La Manufacture Cogolin
- Industry: Interior Design
- Founded: 1924
- Headquarters: Cogolin, France
- Area served: Worldwide
- Website: La Manufacture Cogolin

= La Manufacture Cogolin =

French hand-woven rug manufacturer

La Manufacture Cogolin, formerly known as La Manufacture des Tapis de Cogolin, is a high-end hand-woven rug manufacturer based in Southern France, founded in 1924.

==History==
Founded in the village of Cogolin in the Provence-Alpes-Côte d'Azur France, La Manufacture Cogolin was launched by Jean Lauer as a producer of silk.
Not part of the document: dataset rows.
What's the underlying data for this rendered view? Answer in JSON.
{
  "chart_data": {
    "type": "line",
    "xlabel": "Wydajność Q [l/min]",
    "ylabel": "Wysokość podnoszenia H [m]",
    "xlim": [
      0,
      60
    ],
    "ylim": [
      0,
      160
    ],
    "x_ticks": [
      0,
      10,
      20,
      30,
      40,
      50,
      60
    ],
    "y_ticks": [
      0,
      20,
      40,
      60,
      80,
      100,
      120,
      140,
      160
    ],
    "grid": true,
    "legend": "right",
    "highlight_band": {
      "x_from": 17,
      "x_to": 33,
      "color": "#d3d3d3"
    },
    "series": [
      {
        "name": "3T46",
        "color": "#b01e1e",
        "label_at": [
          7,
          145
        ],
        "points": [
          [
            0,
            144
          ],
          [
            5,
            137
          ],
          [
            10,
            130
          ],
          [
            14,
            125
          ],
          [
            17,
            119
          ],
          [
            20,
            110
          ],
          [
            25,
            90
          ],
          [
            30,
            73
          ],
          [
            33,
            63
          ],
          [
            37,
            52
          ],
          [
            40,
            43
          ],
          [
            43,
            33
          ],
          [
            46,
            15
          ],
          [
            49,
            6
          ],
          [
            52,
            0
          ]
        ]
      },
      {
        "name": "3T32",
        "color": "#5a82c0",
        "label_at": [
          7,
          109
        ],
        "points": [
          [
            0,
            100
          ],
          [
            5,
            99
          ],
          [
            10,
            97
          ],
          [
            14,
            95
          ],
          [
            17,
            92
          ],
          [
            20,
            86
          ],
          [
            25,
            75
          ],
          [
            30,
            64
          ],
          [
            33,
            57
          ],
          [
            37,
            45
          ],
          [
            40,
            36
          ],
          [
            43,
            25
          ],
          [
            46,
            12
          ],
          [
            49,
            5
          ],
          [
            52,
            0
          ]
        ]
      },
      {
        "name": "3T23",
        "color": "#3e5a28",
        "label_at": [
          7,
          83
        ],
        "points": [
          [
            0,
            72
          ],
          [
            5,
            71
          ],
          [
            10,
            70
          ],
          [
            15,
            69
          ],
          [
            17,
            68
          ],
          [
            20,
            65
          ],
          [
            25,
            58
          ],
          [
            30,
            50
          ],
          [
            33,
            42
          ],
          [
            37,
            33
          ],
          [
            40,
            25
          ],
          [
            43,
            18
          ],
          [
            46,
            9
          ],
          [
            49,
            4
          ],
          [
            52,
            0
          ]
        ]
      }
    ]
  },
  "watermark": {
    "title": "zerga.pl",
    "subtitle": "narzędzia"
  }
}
In 1928, the company purchased handlooms, featuring a Jacquard mechanism combining needle, cylinder, and punch-card components, and began weaving rugs.

==Products==
The rugs are available in a large number of patterns from the firm's archive, which dates back to its origins. Weavers work by hand in panels ranging from 50 centimeters to 3 meters, which are then stitched together in the desired final dimensions, resulting in an offering of traditional, custom-made geometric and plain textured rugs, wall-to-wall carpets, and flat-woven floorcoverings in wool, cotton, linen, raffia, and silk. The carpets are intended for use in embassies, luxury hotels, and high-end private residences.

==Renaissance==
Acquired in 2010, the company has been revitalized, from a restoration of its original Provence workshop to a redesign of its visual identity. In June 2012, the firm opened its doors again to the design community in Paris, with a new showroom on rue des Saint-Pères.